KK: I backed up my preparation before I knew the third film was coming. I knew exactly what would be required so I started four or five months before filming. I started workouts in the gym, long distance cycling and flexibility stretching. I would say by the time we were a month out, I was in the gym every day for about an hour and a half, and cycling a hundred kilometers a week. I was moving slowly and consistently towards being able to maintain the cardio that’s required for quadrupending and to maintain that over a six-month shoot in extraordinarily difficult weather conditions.
JH: How was your experience working with the performance capture technology to bring your character to life?

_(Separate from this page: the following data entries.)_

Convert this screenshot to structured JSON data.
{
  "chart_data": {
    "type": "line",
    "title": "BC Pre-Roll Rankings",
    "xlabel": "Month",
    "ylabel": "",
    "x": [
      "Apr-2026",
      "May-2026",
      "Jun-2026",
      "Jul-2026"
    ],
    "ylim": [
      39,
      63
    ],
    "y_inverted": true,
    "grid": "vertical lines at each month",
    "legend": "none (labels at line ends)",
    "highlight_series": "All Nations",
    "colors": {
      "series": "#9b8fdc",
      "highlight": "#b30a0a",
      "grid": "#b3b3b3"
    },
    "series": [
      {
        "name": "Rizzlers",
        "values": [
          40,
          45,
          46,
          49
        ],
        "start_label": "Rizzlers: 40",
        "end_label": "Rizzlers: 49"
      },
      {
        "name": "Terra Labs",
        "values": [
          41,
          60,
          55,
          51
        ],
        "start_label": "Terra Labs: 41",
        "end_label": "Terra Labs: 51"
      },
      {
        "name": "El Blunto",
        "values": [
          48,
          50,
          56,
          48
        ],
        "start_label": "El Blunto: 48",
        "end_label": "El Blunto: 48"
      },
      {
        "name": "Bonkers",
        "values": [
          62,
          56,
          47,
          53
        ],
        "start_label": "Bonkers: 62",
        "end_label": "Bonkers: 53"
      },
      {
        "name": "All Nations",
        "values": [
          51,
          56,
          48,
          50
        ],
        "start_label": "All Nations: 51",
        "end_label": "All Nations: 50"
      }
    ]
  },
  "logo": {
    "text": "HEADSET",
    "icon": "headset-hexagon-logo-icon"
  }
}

KK: The technology is the technology. So it’s something I have to wear as an actor: the grey suit, the helmet with the camera, and the wires all over my body. But my job doesn’t change: it is to play Maurice, in his physicality and psychology, the integrity of his character, and thoughts and actions. The technology is not really something I feel like I have to work with in any way. My challenge as an actor is to portray the mature male orangutan that is Maurice. There’s nothing different I have to do working with this technology than I would for any other role. It’s the role itself that’s challenging. The technology captures every part of my performance so I have to have more refined integrity to my performance. It is very freeing and allows the actor to do anything, but the actor has to do it. It’s not like it can be made up later.
JH: Were there any challenges in filming?
KK: One of the things I loved the most in the very first part of preparation was the training for horse back riding. The month I spent training at the ranch, with Navarone, a Dutch Fresian stallion that I rode in the film, was amazing. That was particularly challenging for me because I do not have horsemanship. I found that challenging but also absolutely magical. It was one of the most wonderful gifts of this film, to spend the time learning to be relatively proficient on horseback with Navarone under Danny Virtue’s guidance.
JH: Do you have any advice for others in the entertainment industry?
KK: You’ve got to love what you’re doing. If you love the story telling and you feel like it’s absolutely the thing you have to do, then it’s going to work out somehow, no matter what. If you’re heading for it for fame, fortune, or any other reason than the desire to tell a good story and be part of that and give yourself to it fully, then I don’t think you’re going to find much meat on the bones. If you really love being an actor, love the story telling and are willing to move through whatever [happens], then there will be a place for you. Trust in that.